Молчание. Где-то в глубине сознания вспыхивают воспоминания — лязг клинков, боль в груди, отчаянный страх за брата… Озеро перед глазами колышется, будто дрожащие руки пытаются удержать чашу с водой.

Мива-сама постукивает пальцами по колену, давая время.

— В этом месте тебе ничто не угрожает, — голос ровный, словно прочная нить, удерживающая ткань реальности от распада. — Здесь можно просто быть.

Хоши глубоко вдыхает, позволяя этим словам укорениться в сознании.

— Угу… — в её голосе всё ещё есть сомнение, но и капля надежды.

Безопасное пространство формируется, позволяя впервые за долгое время ослабить внутренний панцирь. Ещё не до конца, но этого пока достаточно.

Темнота сгущается, но не давит. Напротив — окутывает мягким, почти ласковым покоем. В этом пространстве нет беспорядочного шума, лязга металла и криков боли. Здесь нет запачканной кровью земли и тел, что лежали, не двигаясь.

— Теперь, когда пространство стало безопасным, можно начать работать с воспоминаниями. Я постепенно введу в сознание образы тех страшных событий, что были пережиты. Но теперь они откроются в защищённом и контролируемом контексте, где не потеряется сила. Будет возможность наблюдать, как возвращаются эти образы, но с осознанием, что всё происходящее здесь не может навредить. Это поможет взглянуть на страхи со стороны, понимая, что они уже не представляют угрозы. — Голос женщины звучит мягко и уверенно, словно тёплый дождь, который мягко омывает, не причиняя боли. Каждое слово наполнено заботой и вниманием, обещанием, что рядом всегда будет поддержка и защита.

Глубокий вдох. Хоши видит себя. Маленькая фигурка, сжимающая кунай так крепко, что пальцы ноют. Грудь сотрясается от сбившегося дыхания. Вокруг — мелькание теней, но ничего не слышно.

Мива-сама стоит рядом, её силуэт спокоен, недвижим. — Это всего лишь воспоминание, — голос ровный, но не холодный. Он прогоняет страх, давая точку опоры. — Здесь никто не может причинить тебе вред.

Слова не сразу доходят, но тепло, что исходит от ирьенина, рассеивает застывший ужас.

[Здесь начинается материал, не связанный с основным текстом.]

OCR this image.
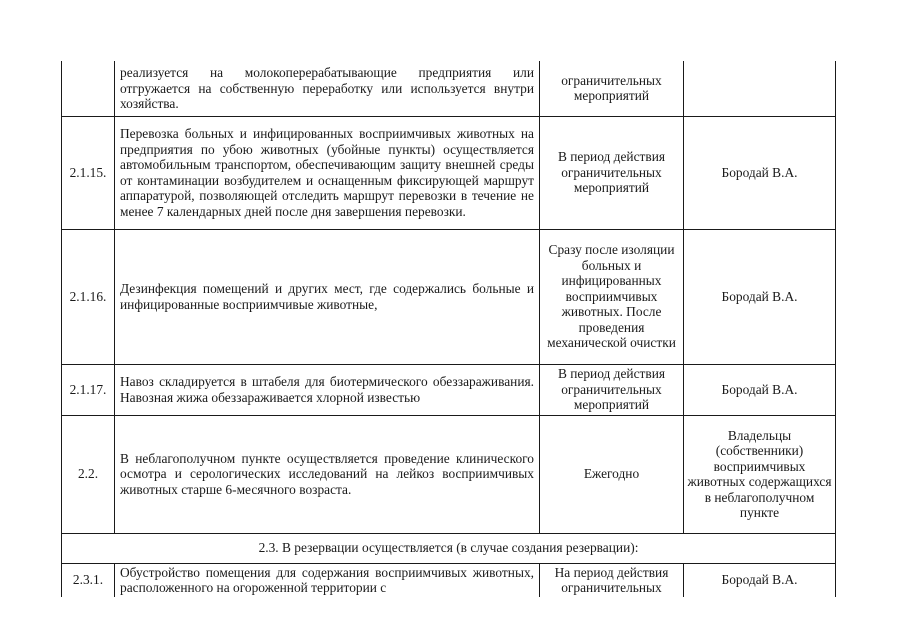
	реализуется на молокоперерабатывающие предприятия или отгружается на собственную переработку или используется внутри хозяйства.	ограничительных мероприятий	

2.1.15.	Перевозка больных и инфицированных восприимчивых животных на предприятия по убою животных (убойные пункты) осуществляется автомобильным транспортом, обеспечивающим защиту внешней среды от контаминации возбудителем и оснащенным фиксирующей маршрут аппаратурой, позволяющей отследить маршрут перевозки в течение не менее 7 календарных дней после дня завершения перевозки.	В период действия ограничительных мероприятий	Бородай В.А.
2.1.16.	Дезинфекция помещений и других мест, где содержались больные и инфицированные восприимчивые животные,	Сразу после изоляции больных и инфицированных восприимчивых животных. После проведения механической очистки	Бородай В.А.
2.1.17.	Навоз складируется в штабеля для биотермического обеззараживания. Навозная жижа обеззараживается хлорной известью	В период действия ограничительных мероприятий	Бородай В.А.
2.2.	В неблагополучном пункте осуществляется проведение клинического осмотра и серологических исследований на лейкоз восприимчивых животных старше 6-месячного возраста.	Ежегодно	Владельцы (собственники) восприимчивых животных содержащихся в неблагополучном пункте

2.3. В резервации осуществляется (в случае создания резервации):			
2.3.1.	Обустройство помещения для содержания восприимчивых животных, расположенного на огороженной территории с	На период действия ограничительных	Бородай В.А.
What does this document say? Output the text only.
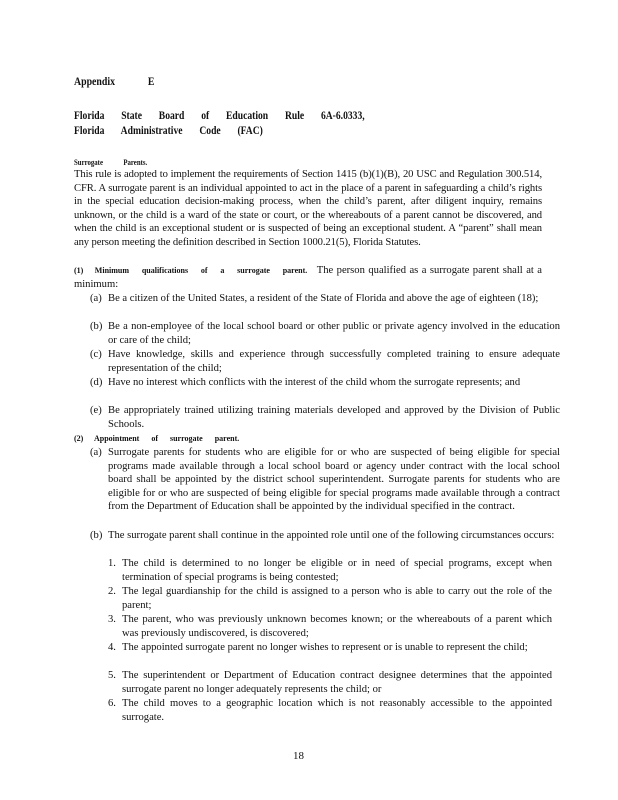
Appendix	E
Florida State Board of Education Rule 6A-6.0333,
Florida Administrative Code (FAC)
Surrogate Parents.
This rule is adopted to implement the requirements of Section 1415 (b)(1)(B), 20 USC and Regulation 300.514, CFR. A surrogate parent is an individual appointed to act in the place of a parent in safeguarding a child’s rights in the special education decision-making process, when the child’s parent, after diligent inquiry, remains unknown, or the child is a ward of the state or court, or the whereabouts of a parent cannot be discovered, and when the child is an exceptional student or is suspected of being an exceptional student. A “parent” shall mean any person meeting the definition described in Section 1000.21(5), Florida Statutes.
(1) Minimum qualifications of a surrogate parent. The person qualified as a surrogate parent shall at a minimum:
(a) Be a citizen of the United States, a resident of the State of Florida and above the age of eighteen (18);
(b) Be a non-employee of the local school board or other public or private agency involved in the education or care of the child;
(c) Have knowledge, skills and experience through successfully completed training to ensure adequate representation of the child;
(d) Have no interest which conflicts with the interest of the child whom the surrogate represents; and
(e) Be appropriately trained utilizing training materials developed and approved by the Division of Public Schools.
(2) Appointment of surrogate parent.
(a) Surrogate parents for students who are eligible for or who are suspected of being eligible for special programs made available through a local school board or agency under contract with the local school board shall be appointed by the district school superintendent. Surrogate parents for students who are eligible for or who are suspected of being eligible for special programs made available through a contract from the Department of Education shall be appointed by the individual specified in the contract.
(b) The surrogate parent shall continue in the appointed role until one of the following circumstances occurs:
1. The child is determined to no longer be eligible or in need of special programs, except when termination of special programs is being contested;
2. The legal guardianship for the child is assigned to a person who is able to carry out the role of the parent;
3. The parent, who was previously unknown becomes known; or the whereabouts of a parent which was previously undiscovered, is discovered;
4. The appointed surrogate parent no longer wishes to represent or is unable to represent the child;
5. The superintendent or Department of Education contract designee determines that the appointed surrogate parent no longer adequately represents the child; or
6. The child moves to a geographic location which is not reasonably accessible to the appointed surrogate.
18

В глазах ребёнка — борьба. Можно ли доверять? Можно ли снова посмотреть на это?

— Я… — голос дрожит, но продолжает. — Он был там.

Проекция смещается. Сатори. В пыльном плаще, с луком в руках, быстрые, отточенные движения. Каждый удар точен, но в каждом — риск. Ветер колышет его волосы, а на губах — резкий выдох.

— Он мог… — пальцы снова сжимаются, но теперь уже не от страха, а от непрошенной злости на саму себя. — «Почему тогда ничего не сделала?»

Мива-сама касается плеча девочки. Лёгкое прикосновение, но ощутимое. — Посмотри ещё раз, — в голосе нет приказа, лишь приглашение.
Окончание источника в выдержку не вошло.